XML 40 R29.htm IDEA: XBRL DOCUMENT v3.20.2
Subsequent Events
3 Months Ended
Mar. 31, 2020
Subsequent Events  
Subsequent Events

22. Subsequent Events:

 

On May 5, 2020, a lawsuit styled Schulze v. Hallmark Financial Services, Inc., et. al (Case No. 3:20-cv-01130) was filed in the U.S. District Court for the Northern District of Texas, Dallas Division.  The Company, its Chief Executive Officer and its Chief Financial Officer are named defendants in the lawsuit brought on behalf of a putative class of shareholders who acquired Hallmark securities between March 5, 2019 and March 17, 2020. In general, the complaint alleges that the defendants violated the Securities Exchange Act of 1934 by failing to disclose that (a) the Company lacked effective internal controls over financial reporting related to its reserves for unpaid losses, (b) the Company improperly accounted for reserves for unpaid losses, (c) the Company would be forced to report $63.8 million of prior year net adverse loss development, (d) the Company would exit the contract binding line of its commercial automobile primary insurance business, and (e) the defendants’ positive statements about the Company’s business, operations and prospects were materially misleading and/or lacked a reasonable basis.
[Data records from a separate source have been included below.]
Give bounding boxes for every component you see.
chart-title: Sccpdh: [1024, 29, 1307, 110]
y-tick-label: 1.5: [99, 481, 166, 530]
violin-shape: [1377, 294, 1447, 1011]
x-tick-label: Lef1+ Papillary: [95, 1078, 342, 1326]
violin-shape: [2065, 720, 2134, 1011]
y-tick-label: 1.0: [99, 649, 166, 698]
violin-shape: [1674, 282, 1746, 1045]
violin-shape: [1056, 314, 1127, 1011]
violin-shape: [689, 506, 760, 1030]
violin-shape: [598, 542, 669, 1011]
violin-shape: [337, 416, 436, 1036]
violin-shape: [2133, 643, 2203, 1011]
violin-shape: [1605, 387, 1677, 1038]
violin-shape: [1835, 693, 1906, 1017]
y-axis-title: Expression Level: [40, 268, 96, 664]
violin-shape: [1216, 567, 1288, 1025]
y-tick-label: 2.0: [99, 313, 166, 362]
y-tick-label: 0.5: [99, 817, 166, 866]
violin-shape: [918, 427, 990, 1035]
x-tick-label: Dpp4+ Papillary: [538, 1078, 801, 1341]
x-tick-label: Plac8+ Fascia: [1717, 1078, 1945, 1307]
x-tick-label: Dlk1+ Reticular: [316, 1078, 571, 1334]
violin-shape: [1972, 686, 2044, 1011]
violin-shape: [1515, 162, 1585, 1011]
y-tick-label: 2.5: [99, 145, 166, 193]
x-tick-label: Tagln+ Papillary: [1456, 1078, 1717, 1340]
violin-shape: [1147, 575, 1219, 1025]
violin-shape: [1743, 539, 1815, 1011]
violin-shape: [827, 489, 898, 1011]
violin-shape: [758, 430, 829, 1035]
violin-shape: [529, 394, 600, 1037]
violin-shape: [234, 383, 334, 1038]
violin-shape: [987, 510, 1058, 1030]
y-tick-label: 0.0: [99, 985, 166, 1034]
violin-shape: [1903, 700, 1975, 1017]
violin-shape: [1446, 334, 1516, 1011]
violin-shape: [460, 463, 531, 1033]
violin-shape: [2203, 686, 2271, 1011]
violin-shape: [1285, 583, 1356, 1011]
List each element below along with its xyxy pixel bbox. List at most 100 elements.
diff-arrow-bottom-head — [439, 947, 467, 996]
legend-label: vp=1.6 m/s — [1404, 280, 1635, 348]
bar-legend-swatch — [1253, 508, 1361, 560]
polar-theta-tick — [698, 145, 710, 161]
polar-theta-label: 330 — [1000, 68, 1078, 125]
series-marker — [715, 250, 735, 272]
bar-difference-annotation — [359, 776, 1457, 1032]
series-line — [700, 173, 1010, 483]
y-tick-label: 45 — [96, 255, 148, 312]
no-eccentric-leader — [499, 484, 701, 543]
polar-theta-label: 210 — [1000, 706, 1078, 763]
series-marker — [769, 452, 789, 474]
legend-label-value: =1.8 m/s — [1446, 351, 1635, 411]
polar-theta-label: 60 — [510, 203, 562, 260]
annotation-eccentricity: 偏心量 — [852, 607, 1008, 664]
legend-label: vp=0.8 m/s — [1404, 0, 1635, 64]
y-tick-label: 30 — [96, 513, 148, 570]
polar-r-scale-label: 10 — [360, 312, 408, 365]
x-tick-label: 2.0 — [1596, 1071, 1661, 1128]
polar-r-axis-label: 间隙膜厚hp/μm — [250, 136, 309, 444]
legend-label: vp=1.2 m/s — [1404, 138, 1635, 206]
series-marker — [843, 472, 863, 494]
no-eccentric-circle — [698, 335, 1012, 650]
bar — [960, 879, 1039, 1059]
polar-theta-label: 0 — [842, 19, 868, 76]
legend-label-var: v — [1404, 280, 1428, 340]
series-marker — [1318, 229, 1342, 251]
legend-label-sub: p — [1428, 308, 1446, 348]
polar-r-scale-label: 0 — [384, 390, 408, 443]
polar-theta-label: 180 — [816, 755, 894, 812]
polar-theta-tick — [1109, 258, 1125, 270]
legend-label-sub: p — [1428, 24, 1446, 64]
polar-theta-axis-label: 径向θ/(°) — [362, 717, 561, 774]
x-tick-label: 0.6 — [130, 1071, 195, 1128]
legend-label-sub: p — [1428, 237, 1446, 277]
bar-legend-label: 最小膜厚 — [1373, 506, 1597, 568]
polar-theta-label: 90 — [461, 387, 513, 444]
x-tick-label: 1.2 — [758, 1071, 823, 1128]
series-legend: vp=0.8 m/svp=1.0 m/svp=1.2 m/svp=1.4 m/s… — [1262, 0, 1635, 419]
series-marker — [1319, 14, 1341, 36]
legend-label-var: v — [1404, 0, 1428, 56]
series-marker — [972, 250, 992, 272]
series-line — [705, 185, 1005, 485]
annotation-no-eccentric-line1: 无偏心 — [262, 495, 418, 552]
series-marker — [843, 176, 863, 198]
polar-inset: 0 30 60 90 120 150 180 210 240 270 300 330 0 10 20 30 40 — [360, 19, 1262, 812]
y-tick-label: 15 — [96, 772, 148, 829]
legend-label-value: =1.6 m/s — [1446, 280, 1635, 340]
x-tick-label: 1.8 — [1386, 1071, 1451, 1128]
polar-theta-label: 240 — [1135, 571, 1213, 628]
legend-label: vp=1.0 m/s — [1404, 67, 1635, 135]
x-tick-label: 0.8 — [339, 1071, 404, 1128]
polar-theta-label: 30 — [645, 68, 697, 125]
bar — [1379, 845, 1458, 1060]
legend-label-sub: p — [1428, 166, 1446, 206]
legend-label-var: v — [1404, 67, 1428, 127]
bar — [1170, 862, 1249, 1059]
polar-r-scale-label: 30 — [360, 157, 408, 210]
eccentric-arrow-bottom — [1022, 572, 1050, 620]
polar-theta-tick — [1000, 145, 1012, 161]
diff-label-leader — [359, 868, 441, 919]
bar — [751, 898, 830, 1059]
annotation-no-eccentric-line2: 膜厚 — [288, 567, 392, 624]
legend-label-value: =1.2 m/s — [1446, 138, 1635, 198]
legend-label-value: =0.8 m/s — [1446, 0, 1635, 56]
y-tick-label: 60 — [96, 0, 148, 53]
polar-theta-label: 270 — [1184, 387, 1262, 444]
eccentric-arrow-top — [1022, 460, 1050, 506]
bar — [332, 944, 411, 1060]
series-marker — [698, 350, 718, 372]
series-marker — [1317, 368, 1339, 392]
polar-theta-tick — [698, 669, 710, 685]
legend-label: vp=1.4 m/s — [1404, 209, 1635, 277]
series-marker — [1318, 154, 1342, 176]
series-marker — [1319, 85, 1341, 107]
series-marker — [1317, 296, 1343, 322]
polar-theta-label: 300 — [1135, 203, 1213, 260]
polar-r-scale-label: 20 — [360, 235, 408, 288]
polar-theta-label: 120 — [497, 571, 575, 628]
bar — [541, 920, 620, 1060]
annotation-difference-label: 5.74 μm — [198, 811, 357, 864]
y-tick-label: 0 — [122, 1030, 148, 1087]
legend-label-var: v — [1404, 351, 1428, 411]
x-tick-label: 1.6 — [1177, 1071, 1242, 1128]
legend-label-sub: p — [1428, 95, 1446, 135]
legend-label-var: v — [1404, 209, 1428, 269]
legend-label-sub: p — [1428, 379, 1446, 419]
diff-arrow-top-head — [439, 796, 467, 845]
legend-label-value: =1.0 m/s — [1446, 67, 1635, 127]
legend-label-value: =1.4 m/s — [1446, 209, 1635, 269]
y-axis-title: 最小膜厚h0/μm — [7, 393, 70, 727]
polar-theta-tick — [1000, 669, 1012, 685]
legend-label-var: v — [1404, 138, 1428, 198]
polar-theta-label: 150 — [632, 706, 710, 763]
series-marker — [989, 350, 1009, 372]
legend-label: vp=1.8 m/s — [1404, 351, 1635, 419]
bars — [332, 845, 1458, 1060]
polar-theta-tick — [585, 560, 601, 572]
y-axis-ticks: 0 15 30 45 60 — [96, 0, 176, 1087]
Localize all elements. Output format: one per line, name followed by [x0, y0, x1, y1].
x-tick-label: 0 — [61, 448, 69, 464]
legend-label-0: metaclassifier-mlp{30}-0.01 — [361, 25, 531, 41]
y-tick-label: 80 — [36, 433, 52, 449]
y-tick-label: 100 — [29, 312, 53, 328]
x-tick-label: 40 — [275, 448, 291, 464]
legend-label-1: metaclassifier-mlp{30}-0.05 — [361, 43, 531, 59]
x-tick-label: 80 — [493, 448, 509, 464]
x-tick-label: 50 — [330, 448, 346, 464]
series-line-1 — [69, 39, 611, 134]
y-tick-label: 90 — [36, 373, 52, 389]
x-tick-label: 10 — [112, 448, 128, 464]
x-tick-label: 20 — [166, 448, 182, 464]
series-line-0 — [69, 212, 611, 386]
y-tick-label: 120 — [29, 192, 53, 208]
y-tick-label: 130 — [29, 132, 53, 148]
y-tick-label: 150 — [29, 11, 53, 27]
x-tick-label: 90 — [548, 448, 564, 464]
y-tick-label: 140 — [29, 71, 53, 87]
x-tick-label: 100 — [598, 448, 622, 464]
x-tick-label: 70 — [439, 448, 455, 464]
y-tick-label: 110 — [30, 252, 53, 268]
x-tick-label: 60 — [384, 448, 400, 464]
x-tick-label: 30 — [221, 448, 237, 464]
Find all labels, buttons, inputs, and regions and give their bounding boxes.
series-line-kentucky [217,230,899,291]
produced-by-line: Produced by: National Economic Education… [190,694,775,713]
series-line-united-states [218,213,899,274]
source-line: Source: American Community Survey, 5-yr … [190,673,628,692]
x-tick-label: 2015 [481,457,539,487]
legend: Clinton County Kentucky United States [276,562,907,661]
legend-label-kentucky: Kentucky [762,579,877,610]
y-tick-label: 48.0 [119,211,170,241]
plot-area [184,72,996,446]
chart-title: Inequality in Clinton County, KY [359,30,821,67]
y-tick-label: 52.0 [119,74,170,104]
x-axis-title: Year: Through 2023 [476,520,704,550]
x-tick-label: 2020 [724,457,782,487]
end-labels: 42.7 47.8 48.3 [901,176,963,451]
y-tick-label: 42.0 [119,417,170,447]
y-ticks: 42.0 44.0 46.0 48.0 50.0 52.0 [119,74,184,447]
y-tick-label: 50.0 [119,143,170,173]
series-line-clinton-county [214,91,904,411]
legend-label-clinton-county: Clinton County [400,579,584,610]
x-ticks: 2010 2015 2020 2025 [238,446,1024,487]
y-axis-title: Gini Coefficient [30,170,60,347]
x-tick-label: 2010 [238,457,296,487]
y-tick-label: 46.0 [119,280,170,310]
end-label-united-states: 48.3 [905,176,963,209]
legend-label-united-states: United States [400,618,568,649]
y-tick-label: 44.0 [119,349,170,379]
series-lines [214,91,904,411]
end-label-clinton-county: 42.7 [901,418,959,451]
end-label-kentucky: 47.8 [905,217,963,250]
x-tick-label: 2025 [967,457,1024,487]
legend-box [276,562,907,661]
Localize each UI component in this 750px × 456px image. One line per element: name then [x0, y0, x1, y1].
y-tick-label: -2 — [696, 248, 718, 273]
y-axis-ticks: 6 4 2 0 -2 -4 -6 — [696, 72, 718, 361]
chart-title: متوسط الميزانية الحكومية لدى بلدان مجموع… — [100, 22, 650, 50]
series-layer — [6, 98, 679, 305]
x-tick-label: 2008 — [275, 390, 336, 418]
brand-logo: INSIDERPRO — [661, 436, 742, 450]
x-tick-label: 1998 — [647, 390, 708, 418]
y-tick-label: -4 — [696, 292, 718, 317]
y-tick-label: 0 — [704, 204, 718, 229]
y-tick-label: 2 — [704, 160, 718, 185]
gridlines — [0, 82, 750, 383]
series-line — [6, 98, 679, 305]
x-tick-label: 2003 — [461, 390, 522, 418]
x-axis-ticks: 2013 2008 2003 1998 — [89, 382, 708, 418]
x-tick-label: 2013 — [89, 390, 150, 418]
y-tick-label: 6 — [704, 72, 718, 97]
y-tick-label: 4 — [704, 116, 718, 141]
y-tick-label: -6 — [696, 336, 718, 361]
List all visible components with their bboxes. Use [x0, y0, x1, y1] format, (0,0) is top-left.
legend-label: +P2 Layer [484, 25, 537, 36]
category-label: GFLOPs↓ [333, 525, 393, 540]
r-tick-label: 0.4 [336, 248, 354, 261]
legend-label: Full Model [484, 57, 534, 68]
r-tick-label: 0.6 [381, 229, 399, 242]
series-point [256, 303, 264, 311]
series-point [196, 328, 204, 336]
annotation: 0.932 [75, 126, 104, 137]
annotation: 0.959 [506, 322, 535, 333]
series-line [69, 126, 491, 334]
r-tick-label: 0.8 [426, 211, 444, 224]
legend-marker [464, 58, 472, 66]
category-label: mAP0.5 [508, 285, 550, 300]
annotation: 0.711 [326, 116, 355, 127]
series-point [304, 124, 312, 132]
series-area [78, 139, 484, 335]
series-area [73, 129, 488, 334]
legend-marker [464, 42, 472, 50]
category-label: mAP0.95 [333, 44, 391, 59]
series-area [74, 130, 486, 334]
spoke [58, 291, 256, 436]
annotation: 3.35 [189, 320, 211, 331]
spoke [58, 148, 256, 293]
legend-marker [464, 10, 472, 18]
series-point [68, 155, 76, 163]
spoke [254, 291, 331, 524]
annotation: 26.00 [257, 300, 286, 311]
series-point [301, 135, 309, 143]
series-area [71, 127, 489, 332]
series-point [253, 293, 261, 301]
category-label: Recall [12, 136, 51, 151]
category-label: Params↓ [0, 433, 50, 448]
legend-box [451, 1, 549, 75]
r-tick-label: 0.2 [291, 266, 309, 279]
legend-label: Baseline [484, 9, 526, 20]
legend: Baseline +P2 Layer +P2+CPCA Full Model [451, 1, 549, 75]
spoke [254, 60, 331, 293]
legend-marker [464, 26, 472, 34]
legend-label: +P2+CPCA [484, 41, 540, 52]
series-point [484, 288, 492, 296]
Defendants’ responsive pleading is not yet due and has not been filed. The litigation is in its initial stages and we are unable to reasonably predict its potential outcome. The Company, however, believes that the lawsuit is without merit and intends to vigorously defend the claims. The Company’s current policy is to expense legal costs as incurred. Historically, the Company has not carried director and officer liability insurance and does not currently hold such a policy.

 

On July 16, 2020, five of the property/casualty insurance subsidiaries of Hallmark, American Hallmark Insurance Company of Texas, Hallmark Specialty Insurance Company, Hallmark Insurance Company, Hallmark County Mutual Insurance Company and Hallmark National Insurance Company (collectively, the “Hallmark Insurers”), entered into a Loss Portfolio Transfer Reinsurance Contract effective as of January 1, 2020 (the “LPT Contract”) with DARAG Bermuda Ltd. (“DARAG Bermuda”) and DARAG Insurance (Guernsey) Limited (“DARAG Guernsey” and, collectively with DARAG Bermuda, the “Reinsurers”).  The LPT Contract is anticipated to close on or before August 31, 2020, subject to regulatory approval and other customary closing conditions.

 

Pursuant to the LPT Contract, (a) the Hallmark Insurers will  cede to the Reinsurers all existing and future claims for losses occurring on or prior to December 31, 2019 on the binding primary commercial automobile liability insurance policies and the brokerage primary commercial automobile liability insurance policies issued by the Hallmark Insurers (the “Subject Business”) up to an aggregate limit of $240.0 million, with (i) the first layer of $151.2 million in reinsurance provided by DARAG Bermuda, (ii) the Hallmark Insurers retaining a loss corridor of the next $24.9 million in losses on the Subject Business, (iii) DARAG Bermuda reinsuring a second layer of $27.8 million above the first layer and the Hallmark Insurers’ loss corridor, and (iv) DARAG Guernsey reinsuring the top layer of $36.1 million in losses on the Subject Business, in each case net of third-party reinsurance and other recoveries; (b) the Hallmark Insurers will continue to manage and retain the benefit of other third-party reinsurance on the Subject Business; (c) the Hallmark Insurers will pay the Reinsurers a reinsurance premium calculated as $172.9 million less net claims paid prior to the closing date on the subject business; and (d) at closing, the parties will enter into a Trust Agreement and a Services Agreement, the forms of which are exhibits to the LPT Contract .  Pursuant to the LPT Contract and the Trust Agreement, the Reinsurers will initially deposit into a collateral trust account as security for the Reinsurers’ obligations to the Hallmark Insurers the sum of $179.0 million less losses paid from January 1, 2020 through the closing date, which amount is subject to subsequent adjustment to be not less than 120% of the Hallmark Insurers’ net reserves on the Subject Business less any amounts due from third-party reinsurers.  Pursuant to the LPT Contract and the Services Agreement, the Reinsurers will assume responsibility for certain administrative services, including claims handling, for the Subject Business.